Community advocates held their “Take Back Chicago” event so that the spotlight would remain on issues that will help city residents, especially working families and those with low and modest incomes.

About 20 grassroots organizations, including Chicago Coalition for the Homeless, Brighton Park Neighborhood Council, Enlace Chicago and the Pilsen Alliance, participated.

Organizers tied last week’s passage of a nonbinding higher minimum wage in the state to social, economic and community issues central to city residents.

Bumping the state hourly wage from $8.25 to $10.65 would be a boost to more than one million workers in Illinois, Alvesta Sanders, who is affiliated with Action Now, a social justice organization, said.

“As a mother and resident of the Englewood neighborhood, I know how badly working families need a living wage,” she said in a statement. “No one who works full time should have to struggle to put food on the table or live in a homeless shelter.”

Activists and residents also say that Mayor Rahm Emanuel’s minimum wage proposal for the city excludes tipped and domestic workers.

“Chicago is a service city. The mayor and aldermen love being served from casual to fine dining restaurants,” Nataki Rhodes, a tipped worker who is a member of Restaurant Opportunities Center Chicago, said in a statement.

“But they want to pay us just $4.95 to $5.95 an hour. Once again, tipped workers are being left out.”

Erana Jackson of the Kenwood Oakland Community Organization called on the city to have an elected school board, instead of an appointed one, so that its members can better represent neighborhoods. Campus closure decisions made by Chicago Public Schools, she said, have destabilized communities of color.

Later on Tuesday, residents marched to various corporate offices in Chicago to protest what they said are efforts by businesses to stifle legislation that would help working families.

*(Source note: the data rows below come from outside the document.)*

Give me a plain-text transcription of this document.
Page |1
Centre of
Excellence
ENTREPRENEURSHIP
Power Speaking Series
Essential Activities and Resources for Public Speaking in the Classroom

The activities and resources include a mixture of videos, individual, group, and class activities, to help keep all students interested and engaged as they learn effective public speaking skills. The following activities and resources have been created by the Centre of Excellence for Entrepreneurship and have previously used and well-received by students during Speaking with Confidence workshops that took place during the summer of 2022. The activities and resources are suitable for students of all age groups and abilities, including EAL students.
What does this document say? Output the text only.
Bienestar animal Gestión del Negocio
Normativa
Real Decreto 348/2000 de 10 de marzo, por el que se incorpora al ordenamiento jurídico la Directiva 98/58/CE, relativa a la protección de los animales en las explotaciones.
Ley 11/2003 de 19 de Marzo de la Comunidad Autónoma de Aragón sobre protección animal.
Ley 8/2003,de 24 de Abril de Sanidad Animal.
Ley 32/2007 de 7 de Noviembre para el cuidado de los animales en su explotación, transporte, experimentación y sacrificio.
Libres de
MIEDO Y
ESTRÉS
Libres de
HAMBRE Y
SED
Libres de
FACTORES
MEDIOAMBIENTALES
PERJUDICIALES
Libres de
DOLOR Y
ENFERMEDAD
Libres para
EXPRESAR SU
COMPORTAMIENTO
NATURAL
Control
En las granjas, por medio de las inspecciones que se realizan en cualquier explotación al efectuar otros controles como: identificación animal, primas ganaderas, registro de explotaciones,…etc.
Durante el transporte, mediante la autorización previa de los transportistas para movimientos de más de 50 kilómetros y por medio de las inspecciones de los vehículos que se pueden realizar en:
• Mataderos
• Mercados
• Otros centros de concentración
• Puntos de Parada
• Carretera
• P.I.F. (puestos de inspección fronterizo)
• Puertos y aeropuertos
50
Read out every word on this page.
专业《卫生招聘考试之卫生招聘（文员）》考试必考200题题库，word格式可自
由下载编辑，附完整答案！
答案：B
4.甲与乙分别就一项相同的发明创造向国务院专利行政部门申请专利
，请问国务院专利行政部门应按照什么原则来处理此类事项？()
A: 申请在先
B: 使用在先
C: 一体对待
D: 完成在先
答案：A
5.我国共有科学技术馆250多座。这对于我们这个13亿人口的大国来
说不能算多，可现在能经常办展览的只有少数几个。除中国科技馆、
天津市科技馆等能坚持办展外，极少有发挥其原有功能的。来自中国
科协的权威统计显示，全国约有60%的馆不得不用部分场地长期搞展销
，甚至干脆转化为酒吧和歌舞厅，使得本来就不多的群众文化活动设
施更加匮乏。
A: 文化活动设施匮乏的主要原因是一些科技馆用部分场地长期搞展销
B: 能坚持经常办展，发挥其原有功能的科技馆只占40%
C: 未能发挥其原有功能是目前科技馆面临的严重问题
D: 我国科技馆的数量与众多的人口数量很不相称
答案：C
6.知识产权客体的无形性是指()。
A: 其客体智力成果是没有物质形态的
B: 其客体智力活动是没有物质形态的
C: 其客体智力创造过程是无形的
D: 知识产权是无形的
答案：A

Activists pointed out that businesses profit by paying hourly workers “poverty wages.”

The theme of ensuring that elected and appointed leaders listen to the voices of residents is likely to grow in Chicago, the state of Illinois and the country in the coming months.

As Patel of Grassroots Collaborative and other rally participants observed, Chicago’s election season will soon start and new state lawmakers will take their offices in the coming months.

And in January, in Washington, D.C., Congress will welcome new and returning federal lawmakers.